I have a job that is unlike the profession of many of the people who contribute to Strictly Writing – can you guess what it is? Here are some clues . . .
I’m paid to invent characters and conjure up interesting settings and then write about them. I have to dream up plausible and lifelike situations into which to put the characters. It’s important that there should be tension and conflict in what I write and that the people who read it should not be able to guess what happens to the characters or what their true motivations are from the start. Often the characters are eventually played by professional actors and the whole drama is filmed.
Yes, you guessed it, I’m a business psychologist.
At the moment I’m designing a collection of role-plays for use on leadership development programmes. The work is fun and it demands a certain amount of creativity and insight into the business models and operational practices of large organisations. The exercises have to replicate tight corners faced by senior managers and stretch their leadership abilities to the full. I enjoy seeing the final product acted out on the programmes – seeing my creations come to life. And when you consider that my fictional organisations and characters have been used for the assessment and development of thousands of managers all over the world, it’s not a bad publication record, and certainly well rewarded.
All of this makes it exactly the type of work that John Braine advised against in his book on how to write a novel. I’m sure I’ve seen that advice from other authors – if you have to work then it should be something that doesn’t involve using words or being imaginative. Wait on tables, clear bins, hose fires: anything that is manually rather than intellectually stimulating.

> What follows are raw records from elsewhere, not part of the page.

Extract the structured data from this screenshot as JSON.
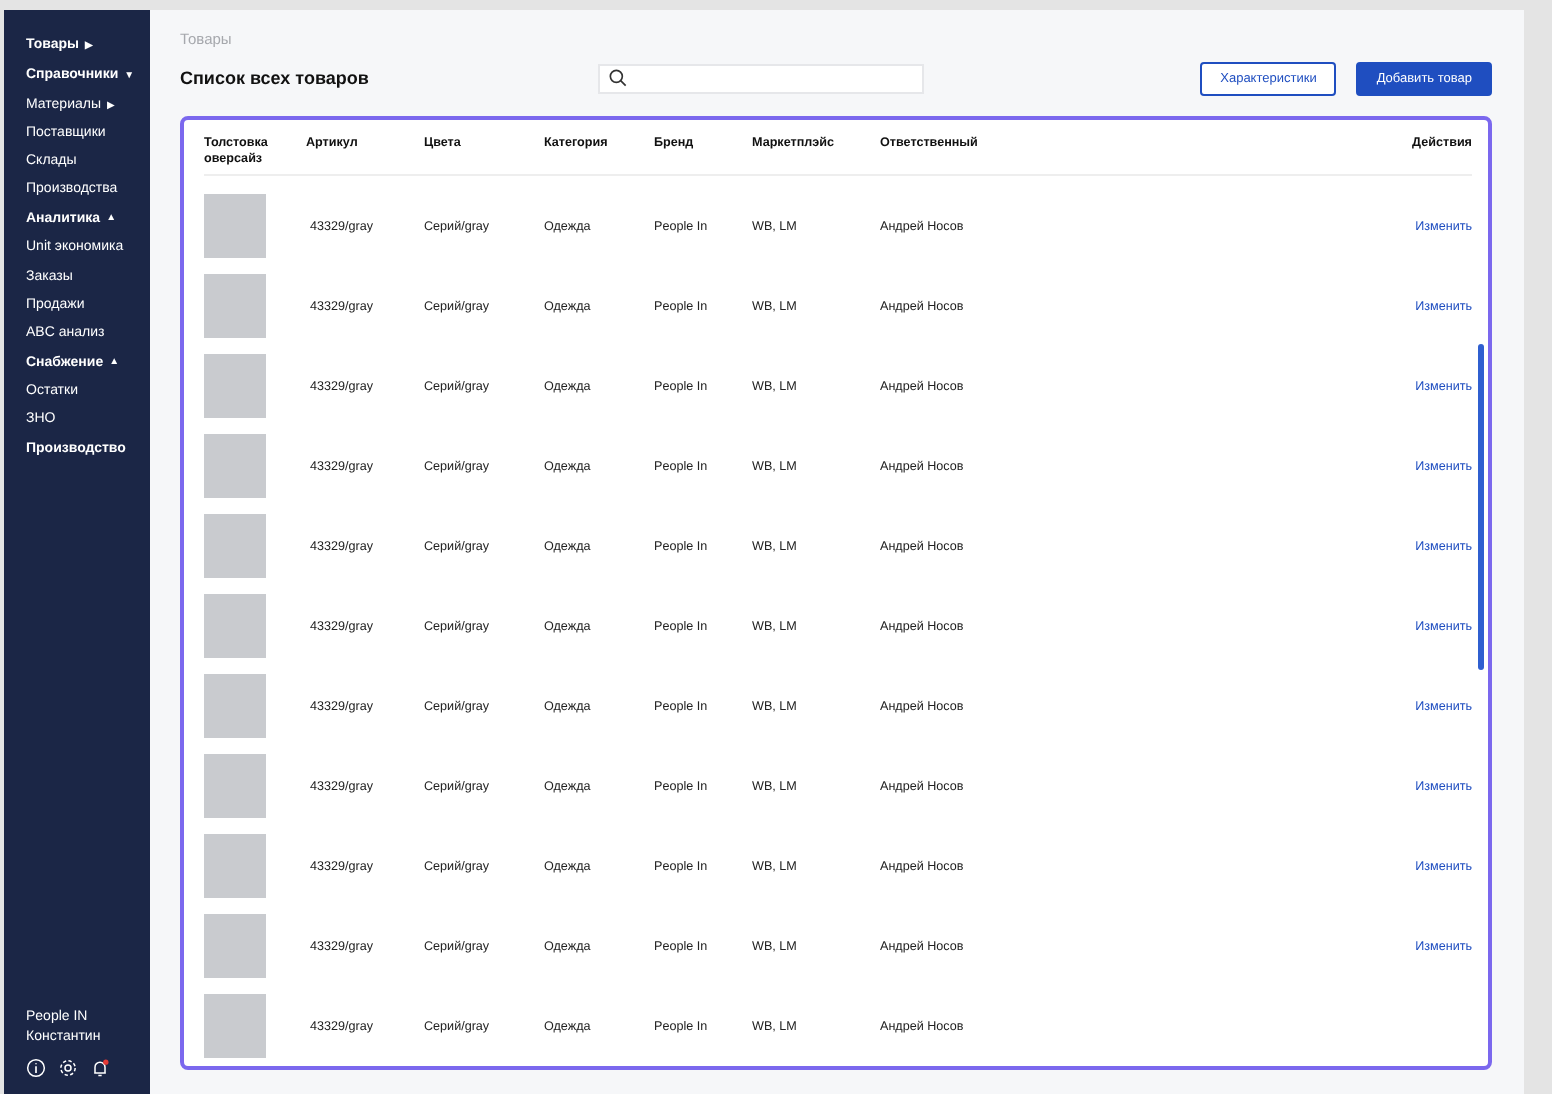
{
  "sidebar": {
    "items": [
      {
        "label": "Товары",
        "arrow": "▶",
        "kind": "section"
      },
      {
        "label": "Справочники",
        "arrow": "▼",
        "kind": "section"
      },
      {
        "label": "Материалы",
        "arrow": "▶",
        "kind": "item"
      },
      {
        "label": "Поставщики",
        "kind": "item"
      },
      {
        "label": "Склады",
        "kind": "item"
      },
      {
        "label": "Производства",
        "kind": "item"
      },
      {
        "label": "Аналитика",
        "arrow": "▲",
        "kind": "section"
      },
      {
        "label": "Unit экономика",
        "kind": "item"
      },
      {
        "label": "Заказы",
        "kind": "item"
      },
      {
        "label": "Продажи",
        "kind": "item"
      },
      {
        "label": "ABC анализ",
        "kind": "item"
      },
      {
        "label": "Снабжение",
        "arrow": "▲",
        "kind": "section"
      },
      {
        "label": "Остатки",
        "kind": "item"
      },
      {
        "label": "ЗНО",
        "kind": "item"
      },
      {
        "label": "Производство",
        "kind": "section"
      }
    ],
    "company": "People IN",
    "user": "Константин",
    "notifications": true
  },
  "breadcrumb": "Товары",
  "title": "Список всех товаров",
  "buttons": [
    {
      "label": "Характеристики",
      "kind": "outline"
    },
    {
      "label": "Добавить товар",
      "kind": "primary"
    }
  ],
  "table": {
    "columns": [
      "Толстовка оверсайз",
      "Артикул",
      "Цвета",
      "Категория",
      "Бренд",
      "Маркетплэйс",
      "Ответственный",
      "Действия"
    ],
    "rows": [
      {
        "article": "43329/gray",
        "colors": "Серий/gray",
        "category": "Одежда",
        "brand": "People In",
        "marketplace": "WB, LM",
        "owner": "Андрей Носов",
        "action": "Изменить"
      },
      {
        "article": "43329/gray",
        "colors": "Серий/gray",
        "category": "Одежда",
        "brand": "People In",
        "marketplace": "WB, LM",
        "owner": "Андрей Носов",
        "action": "Изменить"
      },
      {
        "article": "43329/gray",
        "colors": "Серий/gray",
        "category": "Одежда",
        "brand": "People In",
        "marketplace": "WB, LM",
        "owner": "Андрей Носов",
        "action": "Изменить"
      },
      {
        "article": "43329/gray",
        "colors": "Серий/gray",
        "category": "Одежда",
        "brand": "People In",
        "marketplace": "WB, LM",
        "owner": "Андрей Носов",
        "action": "Изменить"
      },
      {
        "article": "43329/gray",
        "colors": "Серий/gray",
        "category": "Одежда",
        "brand": "People In",
        "marketplace": "WB, LM",
        "owner": "Андрей Носов",
        "action": "Изменить"
      },
      {
        "article": "43329/gray",
        "colors": "Серий/gray",
        "category": "Одежда",
        "brand": "People In",
        "marketplace": "WB, LM",
        "owner": "Андрей Носов",
        "action": "Изменить"
      },
      {
        "article": "43329/gray",
        "colors": "Серий/gray",
        "category": "Одежда",
        "brand": "People In",
        "marketplace": "WB, LM",
        "owner": "Андрей Носов",
        "action": "Изменить"
      },
      {
        "article": "43329/gray",
        "colors": "Серий/gray",
        "category": "Одежда",
        "brand": "People In",
        "marketplace": "WB, LM",
        "owner": "Андрей Носов",
        "action": "Изменить"
      },
      {
        "article": "43329/gray",
        "colors": "Серий/gray",
        "category": "Одежда",
        "brand": "People In",
        "marketplace": "WB, LM",
        "owner": "Андрей Носов",
        "action": "Изменить"
      },
      {
        "article": "43329/gray",
        "colors": "Серий/gray",
        "category": "Одежда",
        "brand": "People In",
        "marketplace": "WB, LM",
        "owner": "Андрей Носов",
        "action": "Изменить"
      },
      {
        "article": "43329/gray",
        "colors": "Серий/gray",
        "category": "Одежда",
        "brand": "People In",
        "marketplace": "WB, LM",
        "owner": "Андрей Носов"
      }
    ]
  }
}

I have to agree. After a day like today working on a management simulation role-play, I’m all written out. I know it’s no real excuse but I’m putting aside the novel for a while until I’ve finished this spate of exercises. For the meantime I’m engrossed in Marlon Dieter, a Senior Producer in my fictional news broadcasting organisation, who has his own ideas about how to run the business. Gripping stuff, sigh.
6 comments:
What an interesting post...I genuinely didn't know what was coming then when I started reading. It's essentially making up stories, isn't it, whatever the format. All has to be grist to the creative mill, I reckon.
Hi Rod, it must be very satisfying to see some of your creations come on life on screen - and a lot quicker than the 18 months to print, I imagine! Do you ever find you want to push the boundaries a little and try to add artistic flourishes?
Hi Derek,
Yes, very speedy route to print. The one I finished yesterday will be used on a course next week and filmed too.
And yes, I push it as far as I can. The main opportunity is in the voices/POV. The exercises are usually written in the form of a series of emails/memos/letters from various parties giving their take on the situation, and that's where you can have some fun. I like giving each of them a different writing style. It's an epistolic form, if you like.
The one I should be working on now is a role-play, played by an actor, where the character is difficult to manage partly because they have personal problems. Plenty of scope there, don't you think?
And Caroline, I'm trying to see it as grist, rather than wish I were writing pure CW stuff.
To be honest I don't find it helps with writing stories, but it does help to have deadlines. I've often thought that's one of the main advantages of having a journo background, as many writers do, to be able to write to a deadline.
I think you ARE writing stories surely?!
I agree with the point about jobs that don't overlap with one's creative writing - to a degree. I (fairly) happily taught English and Film for thirty years, though it did get in the way of writing. It often overlapped. Not sure if I could have stood thirty years of something entirely unrelated while waiting to hit the big time.